2. Worüber im Vorprozess als Hauptfrage entschieden wurde, ist jeweils im konkreten Einzelfall zu prüfen. Dabei kommt es auf den Gegenstand der spruchmäßigen Entscheidung an (RS0127052 [T5]). Die Rechtskraftwirkung eines Urteils erstreckt sich grundsätzlich nur auf den Spruch (RS0041357 [T1]). Das Ausmaß der Bindungswirkung wird demnach durch den Urteilsspruch bestimmt. Nur soweit es für die Individualisierung des Anspruchs und dessen Tragweite erforderlich ist, sind auch die Entscheidungsgründe heranzuziehen (RS0043259; vgl auch RS0000234; RS0000300 [T6]; RS0041357 [T3]; RS0112731; RS0127052 [T5]). Ist der Wortlaut des Spruchs völlig klar, bedarf es keiner Bedachtnahme auf die Entscheidungsgründe (vgl 6 Ob 133/02f; RS0000300 [T3, T6, T15, T18]).

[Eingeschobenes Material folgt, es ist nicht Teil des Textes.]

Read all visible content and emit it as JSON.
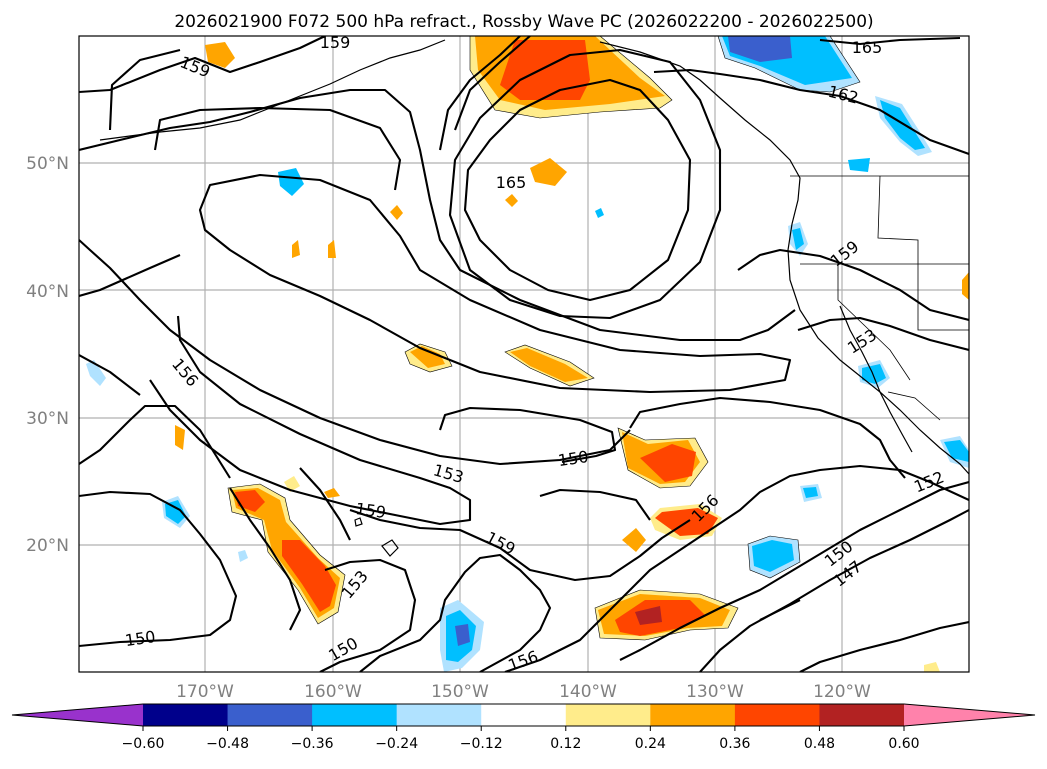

3. Die Beurteilung, welchen rechtlich erheblichen Inhalt eine gerichtliche Entscheidung hat, ist demnach eine Rechtsfrage, die aufgrund des Wortlauts des Spruchs und der Gründe der Entscheidung in Verbindung mit dem dadurch angewandten Gesetz gelöst werden muss (RS0008802). Diese Frage entzieht sich im Allgemeinen generellen Aussagen. Die Auslegung eines Urteils, seines Spruchs und gegebenenfalls seiner Entscheidungsgründe, ist auf den jeweiligen Einzelfall bezogen und wirft daher keine Rechtsfrage iSd § 502 Abs 1 ZPO auf (vgl 1 Ob 74/19t; 1 Ob 159/18s; 4 Ob 180/17z; 8 ObA 27/13y; RS0118891). Anderes gilt nur, wenn eine aus Gründen der Rechtssicherheit auch im Einzelfall aufzugreifende Fehlbeurteilung vorliegt.

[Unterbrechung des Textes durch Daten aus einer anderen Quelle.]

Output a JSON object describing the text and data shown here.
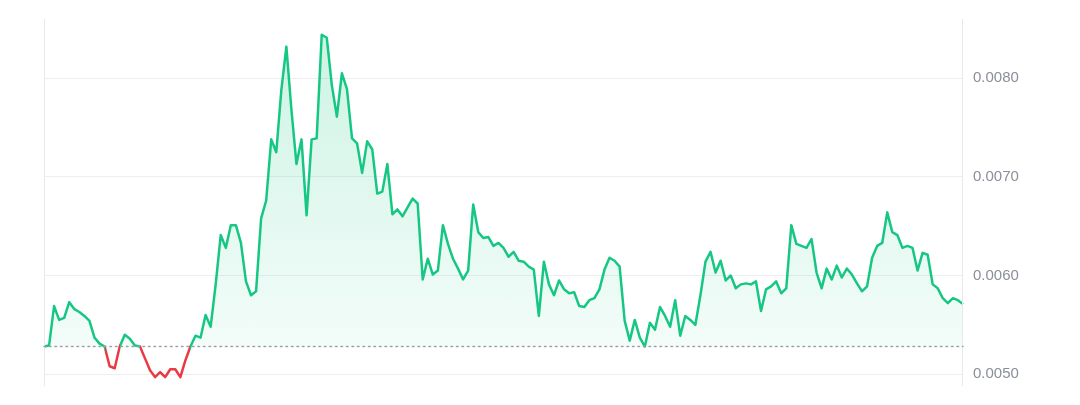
{
  "chart_data": {
    "type": "area",
    "categories": [
      null,
      null,
      null,
      null,
      null,
      null,
      null,
      null,
      null,
      null,
      null,
      null,
      null,
      null,
      null,
      null,
      null,
      null,
      null,
      null,
      null,
      null,
      null,
      null,
      null,
      null,
      null,
      null,
      null,
      null,
      null,
      null,
      null,
      null,
      null,
      null,
      null,
      null,
      null,
      null,
      null,
      null,
      null,
      null,
      null,
      null,
      null,
      null,
      null,
      null,
      null,
      null,
      null,
      null,
      null,
      null,
      null,
      null,
      null,
      null,
      null,
      null,
      null,
      null,
      null,
      null,
      null,
      null,
      null,
      null,
      null,
      null,
      null,
      null,
      null,
      null,
      null,
      null,
      null,
      null,
      null,
      null,
      null,
      null,
      null,
      null,
      null,
      null,
      null,
      null,
      null,
      null,
      null,
      null,
      null,
      null,
      null,
      null,
      null,
      null,
      null,
      null,
      null,
      null,
      null,
      null,
      null,
      null,
      null,
      null,
      null,
      null,
      null,
      null,
      null,
      null,
      null,
      null,
      null,
      null,
      null,
      null,
      null,
      null,
      null,
      null,
      null,
      null,
      null,
      null,
      null,
      null,
      null,
      null,
      null,
      null,
      null,
      null,
      null,
      null,
      null,
      null,
      null,
      null,
      null,
      null,
      null,
      null,
      null,
      null,
      null,
      null,
      null,
      null,
      null,
      null,
      null,
      null,
      null,
      null,
      null,
      null,
      null,
      null,
      null,
      null,
      null,
      null,
      null,
      null,
      null,
      null,
      null,
      null,
      null,
      null,
      null,
      null,
      null,
      null,
      null,
      null,
      null
    ],
    "series": [
      {
        "color": "#16c784",
        "values": [
          0.00528,
          0.00529,
          0.00569,
          0.00555,
          0.00557,
          0.00573,
          0.00566,
          0.00563,
          0.00559,
          0.00554,
          0.00537,
          0.00531,
          0.00528,
          0.00508,
          0.00506,
          0.00528,
          0.0054,
          0.00536,
          0.00529,
          0.00528,
          0.00516,
          0.00504,
          0.00497,
          0.00502,
          0.00497,
          0.00505,
          0.00505,
          0.00497,
          0.00514,
          0.00528,
          0.00539,
          0.00537,
          0.0056,
          0.00548,
          0.00591,
          0.00641,
          0.00628,
          0.00651,
          0.00651,
          0.00633,
          0.00594,
          0.0058,
          0.00584,
          0.00658,
          0.00676,
          0.00738,
          0.00725,
          0.00788,
          0.00832,
          0.00768,
          0.00713,
          0.00738,
          0.00661,
          0.00738,
          0.00739,
          0.00844,
          0.00841,
          0.00793,
          0.00761,
          0.00805,
          0.00789,
          0.00739,
          0.00734,
          0.00704,
          0.00736,
          0.00728,
          0.00683,
          0.00685,
          0.00713,
          0.00662,
          0.00667,
          0.0066,
          0.00669,
          0.00678,
          0.00673,
          0.00596,
          0.00617,
          0.00601,
          0.00605,
          0.00651,
          0.00632,
          0.00617,
          0.00607,
          0.00596,
          0.00605,
          0.00672,
          0.00644,
          0.00638,
          0.00639,
          0.0063,
          0.00633,
          0.00628,
          0.00619,
          0.00624,
          0.00615,
          0.00614,
          0.00609,
          0.00606,
          0.00559,
          0.00614,
          0.00591,
          0.0058,
          0.00595,
          0.00586,
          0.00582,
          0.00583,
          0.00569,
          0.00568,
          0.00575,
          0.00577,
          0.00586,
          0.00606,
          0.00618,
          0.00615,
          0.00609,
          0.00554,
          0.00534,
          0.00555,
          0.00537,
          0.00528,
          0.00552,
          0.00545,
          0.00568,
          0.00559,
          0.00548,
          0.00575,
          0.00539,
          0.00559,
          0.00555,
          0.0055,
          0.0058,
          0.00614,
          0.00624,
          0.00603,
          0.00615,
          0.00595,
          0.006,
          0.00587,
          0.00591,
          0.00592,
          0.00591,
          0.00594,
          0.00564,
          0.00586,
          0.00589,
          0.00594,
          0.00582,
          0.00587,
          0.00651,
          0.00632,
          0.0063,
          0.00628,
          0.00637,
          0.00603,
          0.00587,
          0.00607,
          0.00596,
          0.0061,
          0.00598,
          0.00607,
          0.00601,
          0.00592,
          0.00584,
          0.00589,
          0.00618,
          0.0063,
          0.00633,
          0.00664,
          0.00644,
          0.00641,
          0.00628,
          0.0063,
          0.00628,
          0.00605,
          0.00623,
          0.00621,
          0.00591,
          0.00587,
          0.00577,
          0.00572,
          0.00577,
          0.00575,
          0.00571
        ],
        "colors": [
          "#16c784",
          "#16c784",
          "#16c784",
          "#16c784",
          "#16c784",
          "#16c784",
          "#16c784",
          "#16c784",
          "#16c784",
          "#16c784",
          "#16c784",
          "#16c784",
          "#16c784",
          "#ea3943",
          "#ea3943",
          "#16c784",
          "#16c784",
          "#16c784",
          "#16c784",
          "#16c784",
          "#ea3943",
          "#ea3943",
          "#ea3943",
          "#ea3943",
          "#ea3943",
          "#ea3943",
          "#ea3943",
          "#ea3943",
          "#ea3943",
          "#16c784",
          "#16c784",
          "#16c784",
          "#16c784",
          "#16c784",
          "#16c784",
          "#16c784",
          "#16c784",
          "#16c784",
          "#16c784",
          "#16c784",
          "#16c784",
          "#16c784",
          "#16c784",
          "#16c784",
          "#16c784",
          "#16c784",
          "#16c784",
          "#16c784",
          "#16c784",
          "#16c784",
          "#16c784",
          "#16c784",
          "#16c784",
          "#16c784",
          "#16c784",
          "#16c784",
          "#16c784",
          "#16c784",
          "#16c784",
          "#16c784",
          "#16c784",
          "#16c784",
          "#16c784",
          "#16c784",
          "#16c784",
          "#16c784",
          "#16c784",
          "#16c784",
          "#16c784",
          "#16c784",
          "#16c784",
          "#16c784",
          "#16c784",
          "#16c784",
          "#16c784",
          "#16c784",
          "#16c784",
          "#16c784",
          "#16c784",
          "#16c784",
          "#16c784",
          "#16c784",
          "#16c784",
          "#16c784",
          "#16c784",
          "#16c784",
          "#16c784",
          "#16c784",
          "#16c784",
          "#16c784",
          "#16c784",
          "#16c784",
          "#16c784",
          "#16c784",
          "#16c784",
          "#16c784",
          "#16c784",
          "#16c784",
          "#16c784",
          "#16c784",
          "#16c784",
          "#16c784",
          "#16c784",
          "#16c784",
          "#16c784",
          "#16c784",
          "#16c784",
          "#16c784",
          "#16c784",
          "#16c784",
          "#16c784",
          "#16c784",
          "#16c784",
          "#16c784",
          "#16c784",
          "#16c784",
          "#16c784",
          "#16c784",
          "#16c784",
          "#16c784",
          "#16c784",
          "#16c784",
          "#16c784",
          "#16c784",
          "#16c784",
          "#16c784",
          "#16c784",
          "#16c784",
          "#16c784",
          "#16c784",
          "#16c784",
          "#16c784",
          "#16c784",
          "#16c784",
          "#16c784",
          "#16c784",
          "#16c784",
          "#16c784",
          "#16c784",
          "#16c784",
          "#16c784",
          "#16c784",
          "#16c784",
          "#16c784",
          "#16c784",
          "#16c784",
          "#16c784",
          "#16c784",
          "#16c784",
          "#16c784",
          "#16c784",
          "#16c784",
          "#16c784",
          "#16c784",
          "#16c784",
          "#16c784",
          "#16c784",
          "#16c784",
          "#16c784",
          "#16c784",
          "#16c784",
          "#16c784",
          "#16c784",
          "#16c784",
          "#16c784",
          "#16c784",
          "#16c784",
          "#16c784",
          "#16c784",
          "#16c784",
          "#16c784",
          "#16c784",
          "#16c784",
          "#16c784",
          "#16c784",
          "#16c784",
          "#16c784",
          "#16c784",
          "#16c784",
          "#16c784",
          "#16c784",
          "#16c784",
          "#16c784"
        ]
      }
    ],
    "ylim": [
      0.00488,
      0.0086
    ],
    "yticks": [
      {
        "value": 0.005,
        "label": "0.0050"
      },
      {
        "value": 0.006,
        "label": "0.0060"
      },
      {
        "value": 0.007,
        "label": "0.0070"
      },
      {
        "value": 0.008,
        "label": "0.0080"
      }
    ],
    "ref_lines": [
      {
        "axis": "y",
        "value": 0.00528,
        "color": "#9aa0a8",
        "line_style": "dotted"
      }
    ],
    "grid": "y",
    "tick_labels": "y",
    "legend": false
  }
}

4. Eine solche Fehlbeurteilung ist dem Berufungsgericht nicht unterlaufen. Dessen Rechtsansicht, das rechtskräftige Urteil im Vorverfahren habe insoweit bindend über den Umfang der Hauptmietrechte der Klägerin abgesprochen, als diese auch das hier strittige Recht auf Nutzung des Gastgartens umfassen, ist nicht korrekturbedürftig.

5. Soweit eine Bindung des Richters des Folgeprozesses an die Entscheidung des Vorprozesses besteht, ist die Frage, ob diese richtig ist, irrelevant (9 ObA 117/17x; RS0039843 [T26]). Die Bindungswirkung einer Entscheidung schließt die neuerliche inhaltliche Prüfung des rechtskräftig entschiedenen Anspruchs aus (8 Ob 139/15x; vgl auch RS0041175; RS0041251 [T5]; RS0039843 [T10]). Der von den Revisionswerbern als erheblich iSd § 502 Abs 1 ZPO betrachteten Frage der (fehlenden) Bindung an Nebenabreden ungewöhnlichen Inhalts iSd § 2 Abs 1 vierter Satz MRG kommt daher in diesem Verfahren keine Relevanz zu. Die Beantwortung abstrakter Rechtsfragen ist nicht Aufgabe des Obersten Gerichtshofs (RS0111271).

6. Die außerordentliche Revision wirft damit keine erhebliche Rechtsfrage iSd § 502 Abs 1 ZPO auf; diese ist daher unzulässig und zurückzuweisen.